I know, but can you just tell me one more time?
Without another person, there would be no Lisa. Those same arms that lifted me up and out of the snow have also been the ones that pushed me to seek help almost a decade later. Mike knows it all too. My panic attacks are still not discriminatory nor are they accommodating. For years, they came and went as they pleased. In bedrooms, in showers, on vacations, and in cars. Even in a Homegoods. I was at my absolute lowest point a little over three years ago, completely immobile on our bathroom floor. To this day I cannot recall what caused the attack but I will never forget Mike’s face. It was as if he’d been frightened by a ghost. I guess that ghost was me.
“We need to get you help. I don’t know how to help you anymore.”
And he couldn’t. Not really. But this strong, supportive, and compassionate husband of mine has continued to be by my side through each phase of adulthood, which I’ve come to learn is one of the greatest triggers of my particular disorder: change. Careers, marriage, moving, and one that’s on the horizon, parenting.
This new phase we’re about to enter makes me wonder about a lot of things. There’s all of the exciting stuff. Will we have a boy or girl? Who will he or she look like? What names do we choose? But it also makes me wonder about the hard things. Will I lose the baby? What if they are sick? Will I be a good mother? Will my child have anxiety like me? I will have to handle these questions, but I will do so one day at a time. With Lisa, with Mike, and on my own. And I will hold on tight to this joy that I feel when my worried mind begins its inevitable dance.
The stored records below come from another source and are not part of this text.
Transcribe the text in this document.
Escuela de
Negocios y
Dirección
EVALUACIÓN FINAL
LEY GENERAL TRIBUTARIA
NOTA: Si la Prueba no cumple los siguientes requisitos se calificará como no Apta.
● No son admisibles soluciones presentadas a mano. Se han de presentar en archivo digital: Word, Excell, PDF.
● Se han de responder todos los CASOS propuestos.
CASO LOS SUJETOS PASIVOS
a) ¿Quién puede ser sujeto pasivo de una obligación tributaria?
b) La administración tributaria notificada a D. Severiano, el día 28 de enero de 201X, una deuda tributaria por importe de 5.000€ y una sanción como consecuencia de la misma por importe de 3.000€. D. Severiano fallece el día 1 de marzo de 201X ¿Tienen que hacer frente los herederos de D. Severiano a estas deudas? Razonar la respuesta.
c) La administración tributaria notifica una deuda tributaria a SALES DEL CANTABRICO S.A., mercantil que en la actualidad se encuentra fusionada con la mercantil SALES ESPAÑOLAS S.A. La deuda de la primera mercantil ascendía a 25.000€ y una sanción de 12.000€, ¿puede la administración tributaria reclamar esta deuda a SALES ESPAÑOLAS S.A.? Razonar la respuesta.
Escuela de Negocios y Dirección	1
My own parents called me a few months ago after I had shared a recent post about my anxiety disorder. I’ve spent the last few months opening up on my blog and social media pages as a new form of therapy and a way to try and encourage others.
“Rachel, we just read your post. We’re so sorry. We never knew how bad it could get during all of these years.”
It’s okay, Mom and Dad. I never really shared and I don’t think I knew it either.
“I hope you know we’ve always tried to do the best we can.”
I know you both have. And that’s what I’ll continue to do. The best that I can.